Elle fait notamment référence aux fournisseurs d'accès internet, dans la mire de l'ADISQ depuis des années. L'association, qui représente l'industrie du disque et du spectacle, demande aussi à Ottawa de modifier la Loi sur le droit d'auteur afin de rétablir le régime de copie privée - aboli par le gouvernement Harper -, en l'étendant aux ventes d'appareils servant au streaming. Les dirigeants de l'ADISQ ont réclamé il y a quelques semaines une aide de 15 millions à Québec pour faire face à la crise.

«On n'a jamais écouté autant de musique, et on n'a jamais si peu payé pour la musique», constate Monique Simard, présidente de la SODEC, qui rappelle dans le film que les lois, adoptées avant la révolution numérique, ne sont plus adaptées à la réalité actuelle. «La culture au Québec, c'est 4,1 % du PIB. C'est plus que l'exploration minière, l'exploitation forestière et l'agriculture combinées!»

Optimiste ou pessimiste?

Ariane Moffatt ne s'inquiète pas seulement de la détérioration des conditions de travail de ses pairs, mais de l'avenir de la chanson francophone.
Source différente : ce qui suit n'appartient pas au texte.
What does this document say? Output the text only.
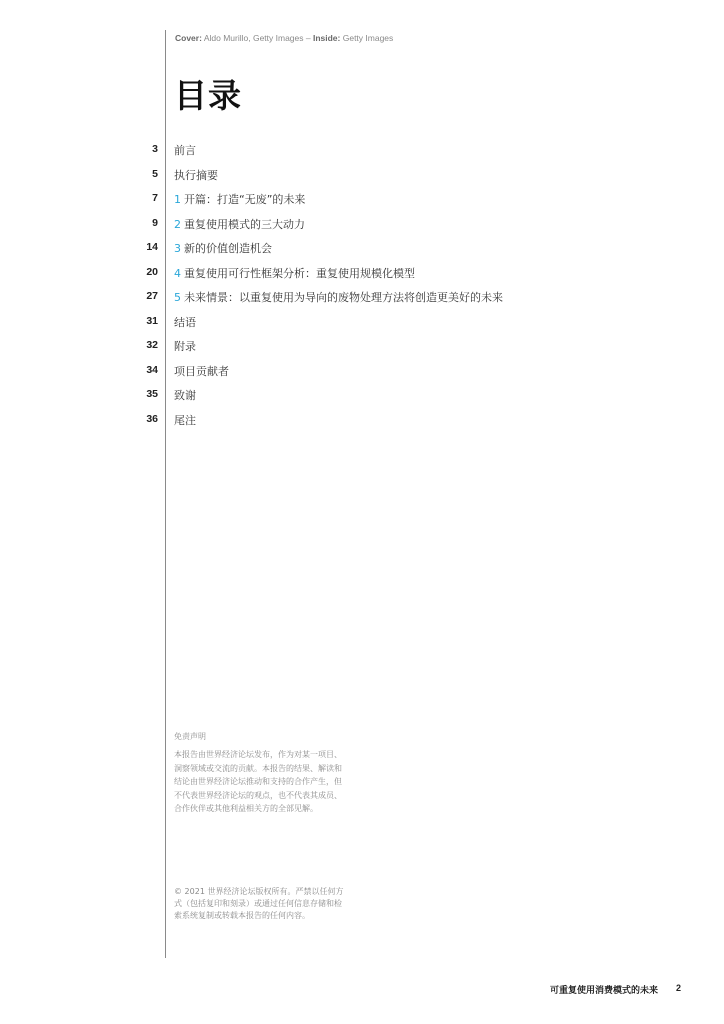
Cover: Aldo Murillo, Getty Images – Inside: Getty Images
目录
3 前言
5 执行摘要
7 1 开篇：打造“无废”的未来
9 2 重复使用模式的三大动力
14 3 新的价值创造机会
20 4 重复使用可行性框架分析：重复使用规模化模型
27 5 未来情景：以重复使用为导向的废物处理方法将创造更美好的未来
31 结语
32 附录
34 项目贡献者
35 致谢
36 尾注
免责声明
本报告由世界经济论坛发布，作为对某一项目、洞察领域或交流的贡献。本报告的结果、解读和结论由世界经济论坛推动和支持的合作产生，但不代表世界经济论坛的观点，也不代表其成员、合作伙伴或其他利益相关方的全部见解。
© 2021 世界经济论坛版权所有。严禁以任何方式（包括复印和刻录）或通过任何信息存储和检索系统复制或转载本报告的任何内容。
可重复使用消费模式的未来 2
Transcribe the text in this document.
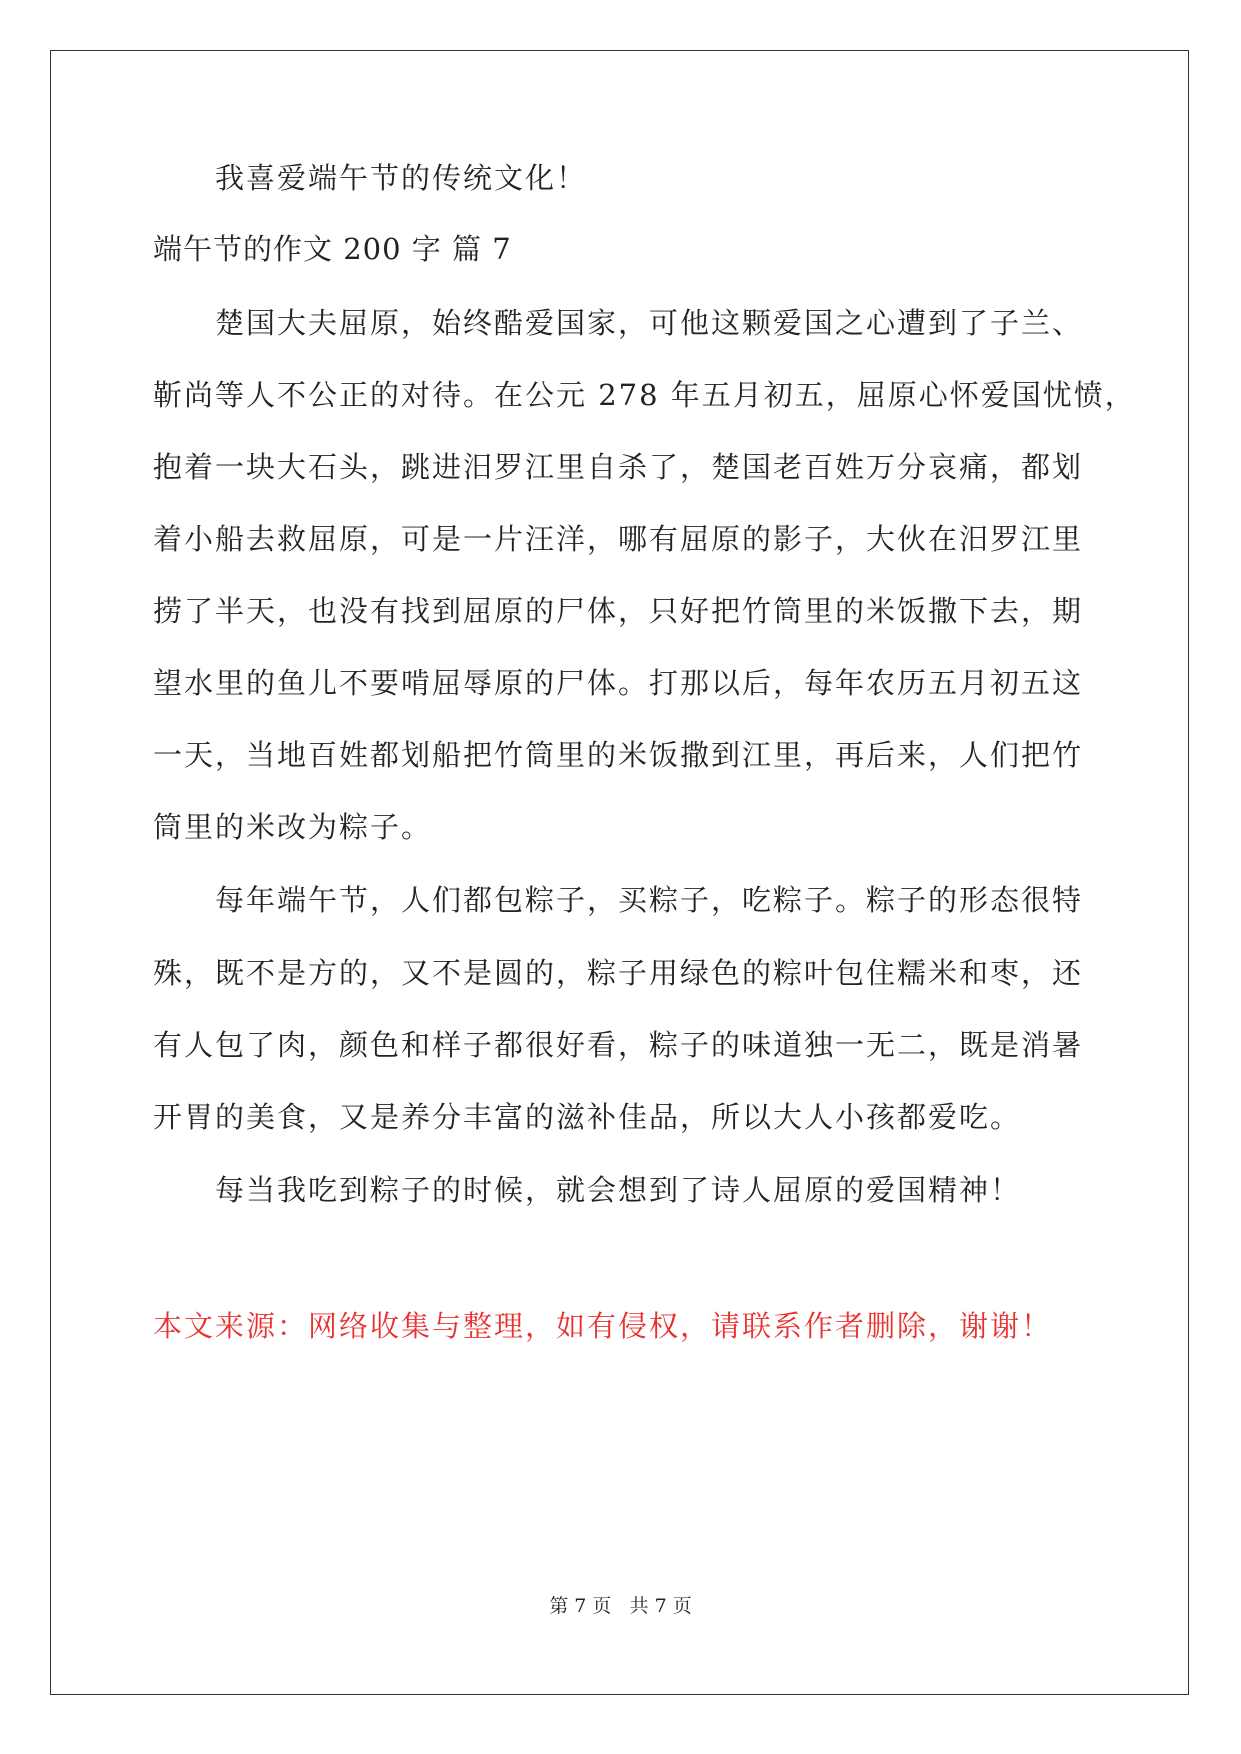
我喜爱端午节的传统文化！

端午节的作文 200 字 篇 7

楚国大夫屈原，始终酷爱国家，可他这颗爱国之心遭到了子兰、

靳尚等人不公正的对待。在公元 278 年五月初五，屈原心怀爱国忧愤，

抱着一块大石头，跳进汨罗江里自杀了，楚国老百姓万分哀痛，都划

着小船去救屈原，可是一片汪洋，哪有屈原的影子，大伙在汨罗江里

捞了半天，也没有找到屈原的尸体，只好把竹筒里的米饭撒下去，期

望水里的鱼儿不要啃屈辱原的尸体。打那以后，每年农历五月初五这

一天，当地百姓都划船把竹筒里的米饭撒到江里，再后来，人们把竹

筒里的米改为粽子。

每年端午节，人们都包粽子，买粽子，吃粽子。粽子的形态很特

殊，既不是方的，又不是圆的，粽子用绿色的粽叶包住糯米和枣，还

有人包了肉，颜色和样子都很好看，粽子的味道独一无二，既是消暑

开胃的美食，又是养分丰富的滋补佳品，所以大人小孩都爱吃。

每当我吃到粽子的时候，就会想到了诗人屈原的爱国精神！

本文来源：网络收集与整理，如有侵权，请联系作者删除，谢谢！

第 7 页   共 7 页
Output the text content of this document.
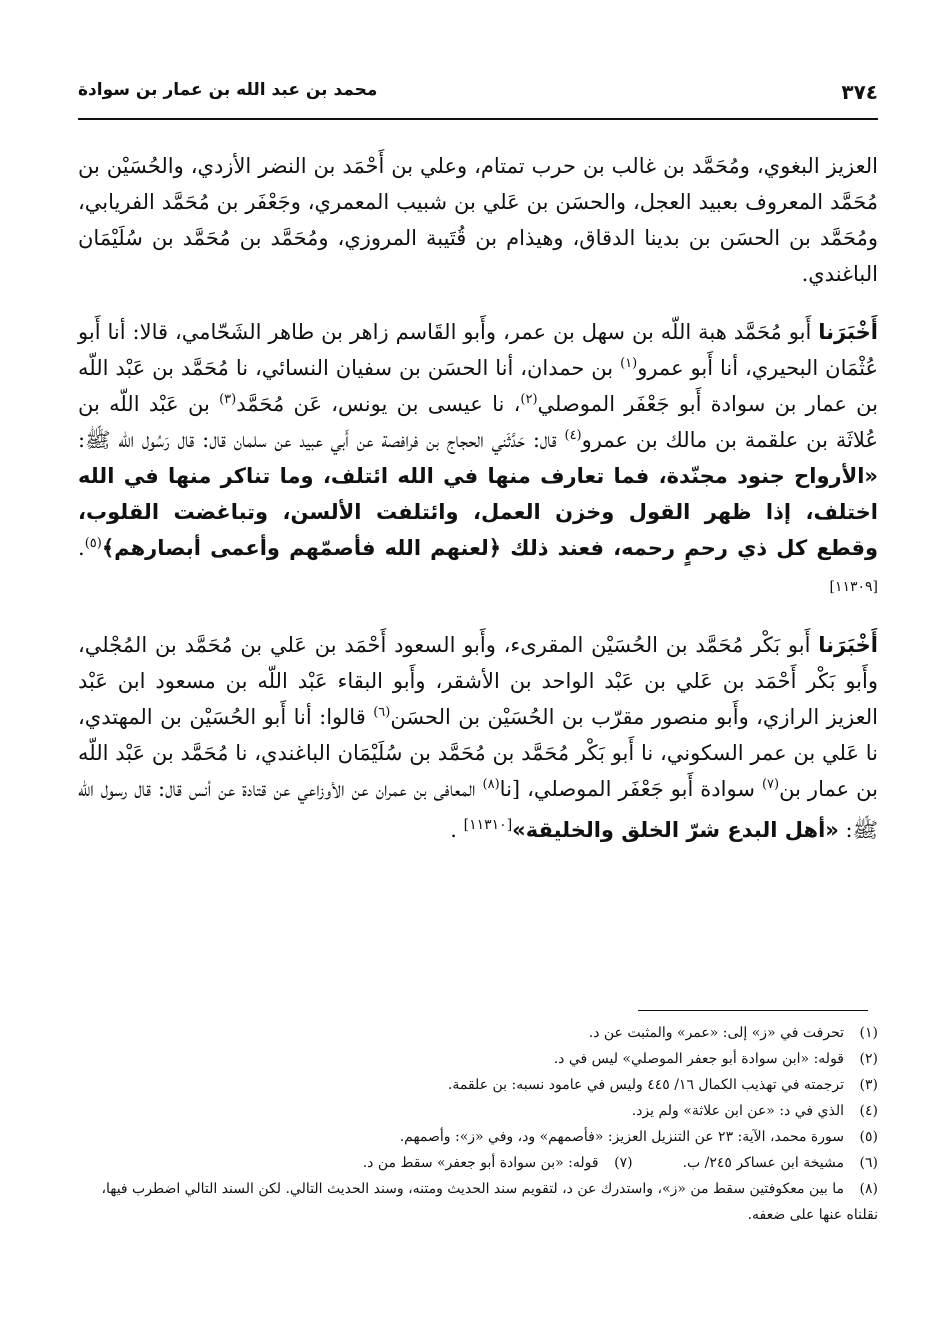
٣٧٤
محمد بن عبد الله بن عمار بن سوادة

العزيز البغوي، ومُحَمَّد بن غالب بن حرب تمتام، وعلي بن أَحْمَد بن النضر الأزدي، والحُسَيْن بن مُحَمَّد المعروف بعبيد العجل، والحسَن بن عَلي بن شبيب المعمري، وجَعْفَر بن مُحَمَّد الفريابي، ومُحَمَّد بن الحسَن بن بدينا الدقاق، وهيذام بن قُتَيبة المروزي، ومُحَمَّد بن مُحَمَّد بن سُلَيْمَان الباغندي.

أَخْبَرَنا أَبو مُحَمَّد هبة اللّه بن سهل بن عمر، وأَبو القَاسم زاهر بن طاهر الشَحّامي، قالا: أنا أَبو عُثْمَان البحيري، أنا أَبو عمرو$^{(١)}$ بن حمدان، أنا الحسَن بن سفيان النسائي، نا مُحَمَّد بن عَبْد اللّه بن عمار بن سوادة أَبو جَعْفَر الموصلي$^{(٢)}$، نا عيسى بن يونس، عَن مُحَمَّد$^{(٣)}$ بن عَبْد اللّه بن عُلاثَة بن علقمة بن مالك بن عمرو$^{(٤)}$ قال: حَدَّثَني الحجاج بن فرافصة عن أَبي عبيد عن سلمان قال: قال رَسُول الله ﷺ: «الأرواح جنود مجنّدة، فما تعارف منها في الله ائتلف، وما تناكر منها في الله اختلف، إذا ظهر القول وخزن العمل، وائتلفت الألسن، وتباغضت القلوب، وقطع كل ذي رحمٍ رحمه، فعند ذلك ﴿لعنهم الله فأصمّهم وأعمى أبصارهم﴾$^{(٥)}$. [١١٣٠٩]

أَخْبَرَنا أَبو بَكْر مُحَمَّد بن الحُسَيْن المقرىء، وأَبو السعود أَحْمَد بن عَلي بن مُحَمَّد بن المُجْلي، وأَبو بَكْر أَحْمَد بن عَلي بن عَبْد الواحد بن الأشقر، وأَبو البقاء عَبْد اللّه بن مسعود ابن عَبْد العزيز الرازي، وأَبو منصور مقرّب بن الحُسَيْن بن الحسَن$^{(٦)}$ قالوا: أنا أَبو الحُسَيْن بن المهتدي، نا عَلي بن عمر السكوني، نا أَبو بَكْر مُحَمَّد بن مُحَمَّد بن سُلَيْمَان الباغندي، نا مُحَمَّد بن عَبْد اللّه بن عمار بن$^{(٧)}$ سوادة أَبو جَعْفَر الموصلي، [نا$^{(٨)}$ المعافى بن عمران عن الأوزاعي عن قتادة عن أنس قال: قال رسول الله ﷺ: «أهل البدع شرّ الخلق والخليقة»[١١٣١٠] .

(١)تحرفت في «ز» إلى: «عمر» والمثبت عن د.

(٢)قوله: «ابن سوادة أبو جعفر الموصلي» ليس في د.

(٣)ترجمته في تهذيب الكمال ١٦/ ٤٤٥ وليس في عامود نسبه: بن علقمة.

(٤)الذي في د: «عن ابن علاثة» ولم يزد.

(٥)سورة محمد، الآية: ٢٣ عن التنزيل العزيز: «فأصمهم» ود، وفي «ز»: وأصمهم.

(٦)مشيخة ابن عساكر ٢٤٥/ ب.(٧)قوله: «بن سوادة أبو جعفر» سقط من د.

(٨)ما بين معكوفتين سقط من «ز»، واستدرك عن د، لتقويم سند الحديث ومتنه، وسند الحديث التالي. لكن السند التالي اضطرب فيها، نقلناه عنها على ضعفه.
Sur des plateformes comme Spotify ou Apple Music, où il n'existe pas de quotas de chansons francophones, les contenus québécois sont peu mis en valeur. «Moi, si ce n'était des quotas francophones à la radio, j'aurais eu beaucoup moins de revenus cette année», constate l'auteure de Miami.

Elle voit en revanche d'un bon oeil les consultations sur le numérique menées en ce moment par la ministre du Patrimoine Mélanie Joly. Et entrevoit, au terme de sa participation au documentaire, des pistes de solution: créer des rassemblements d'artistes, favoriser un système économique leur permettant de s'autoproduire et de toucher davantage de subventions au détriment de certains intermédiaires, etc.

En fin de compte, sa quête l'a-t-elle laissée plus optimiste ou plus pessimiste ? Un peu les deux. Optimiste à l'idée que les choses finiront par bouger, dit-elle, mais pessimiste de constater l'influence du lobby du statu quo. «Alors que notre métier est en voie d'extinction, il y a des gens qui roulent avec notre gaz dans leurs gros chars...»

Ce pourrait être le refrain d'une chanson engagée.